Each component of the sum involves quadratic penalties on the lateral error, the lateral error derivative and the control action variations, while a negative linear term maximizes the vehicle speed.

Maximum values for the lateral error and the input forces are imposed through lower and upper bound constraints. The adherence of the state variables to the model dynamics and the maximum absolute speed are represented by nonlinear constraints, which are linearized around the predicted operating points of the last MPC solution and implemented as linear inequalities.

4 Real-Time Simulation Results

The presented controller is implemented in , using OSQP [11] as the solver for the optimization problem, and tested within a real-time hardware-in-the-loop (HIL) simulator, conducting autonomous laps around various racetracks, adhering to a predetermined racing line and speed profile. The simulated vehicle is a Dallara AV-21, a 470-horsepower autonomous racecar derived from the single-seater Dallara IL-15, designed for the Indy Lights championship. Its most relevant geometric parameters are reported in Table 1.

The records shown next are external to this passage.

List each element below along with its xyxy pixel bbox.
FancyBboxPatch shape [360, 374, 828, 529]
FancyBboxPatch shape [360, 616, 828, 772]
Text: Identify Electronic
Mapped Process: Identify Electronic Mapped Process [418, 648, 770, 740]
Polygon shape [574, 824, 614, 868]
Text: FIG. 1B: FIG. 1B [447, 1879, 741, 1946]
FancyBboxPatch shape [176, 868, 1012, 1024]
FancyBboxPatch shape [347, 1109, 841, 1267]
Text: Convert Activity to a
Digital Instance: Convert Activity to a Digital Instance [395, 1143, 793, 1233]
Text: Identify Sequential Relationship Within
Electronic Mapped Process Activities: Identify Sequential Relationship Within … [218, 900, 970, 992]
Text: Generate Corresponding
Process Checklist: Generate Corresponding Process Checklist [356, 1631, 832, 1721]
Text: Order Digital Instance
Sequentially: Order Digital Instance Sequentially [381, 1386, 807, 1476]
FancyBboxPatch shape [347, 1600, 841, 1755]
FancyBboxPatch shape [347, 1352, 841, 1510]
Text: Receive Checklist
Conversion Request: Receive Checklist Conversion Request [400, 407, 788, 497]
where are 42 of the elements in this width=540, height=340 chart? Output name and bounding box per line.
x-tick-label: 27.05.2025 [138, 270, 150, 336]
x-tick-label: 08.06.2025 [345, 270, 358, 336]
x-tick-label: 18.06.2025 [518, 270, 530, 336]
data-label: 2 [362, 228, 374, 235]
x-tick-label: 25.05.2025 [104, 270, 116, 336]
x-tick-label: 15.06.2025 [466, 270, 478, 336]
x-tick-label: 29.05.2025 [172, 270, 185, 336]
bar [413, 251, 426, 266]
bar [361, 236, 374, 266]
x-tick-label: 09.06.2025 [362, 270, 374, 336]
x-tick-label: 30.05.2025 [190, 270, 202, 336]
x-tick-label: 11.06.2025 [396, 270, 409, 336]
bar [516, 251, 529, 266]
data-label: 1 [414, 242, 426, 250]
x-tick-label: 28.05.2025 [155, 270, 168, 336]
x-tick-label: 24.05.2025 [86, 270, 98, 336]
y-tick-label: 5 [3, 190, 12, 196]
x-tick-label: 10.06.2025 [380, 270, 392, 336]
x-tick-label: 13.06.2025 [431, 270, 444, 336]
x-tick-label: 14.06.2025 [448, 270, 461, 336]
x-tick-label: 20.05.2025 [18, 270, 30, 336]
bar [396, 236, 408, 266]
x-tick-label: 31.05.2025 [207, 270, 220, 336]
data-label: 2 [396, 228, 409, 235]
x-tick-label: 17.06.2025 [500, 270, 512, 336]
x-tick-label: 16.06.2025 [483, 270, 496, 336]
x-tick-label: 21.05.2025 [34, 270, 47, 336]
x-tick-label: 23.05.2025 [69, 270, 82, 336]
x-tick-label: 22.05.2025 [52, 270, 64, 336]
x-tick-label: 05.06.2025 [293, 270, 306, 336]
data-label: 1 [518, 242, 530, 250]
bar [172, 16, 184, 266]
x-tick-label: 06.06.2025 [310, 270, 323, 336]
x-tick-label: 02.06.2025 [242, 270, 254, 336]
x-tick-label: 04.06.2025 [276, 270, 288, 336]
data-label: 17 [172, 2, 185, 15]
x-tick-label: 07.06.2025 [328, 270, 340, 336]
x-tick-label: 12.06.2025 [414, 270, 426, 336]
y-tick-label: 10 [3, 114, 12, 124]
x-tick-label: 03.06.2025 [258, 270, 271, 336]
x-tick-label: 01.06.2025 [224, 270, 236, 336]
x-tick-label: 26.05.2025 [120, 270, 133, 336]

Table 1. AV-21 parameters.

The real-time implementation of the algorithm enables its execution on a standard high-end Linux laptop with a 6-core 2.2 GHz CPU and 16 GB of RAM. The computation time during the simulations is always below 40 ms, allowing a prescribed execution rate of 25 Hz, with N = 30 steps in the prediction horizon. As in Fig. 3, the results of the simulations at the Monza Circuit show excellent tracking performance, achieving less than 0.6 m of lateral error, while reaching speeds up to 280 km/h and lateral accelerations up to 1.7 g.

Fig. 3.
figure 3

Lateral and longitudinal tracking performance, lateral acceleration and actuators usage during a HIL simulation at the Monza Circuit.

5 Conclusions

This paper presents a MPC controller for the integrated control of lateral and longitudinal dynamics of a high-performance autonomous vehicle. The accuracy of the vehicle model allows to achieve excellent results in a realistic simulation environment, even in demanding scenarios such as driving at the limit of handling. Also, the feasibility of a real-time implementation is demonstrated by the low execution time of the algorithm on standard hardware. Future work will focus on the experimental validation of the controller on a real-world setup.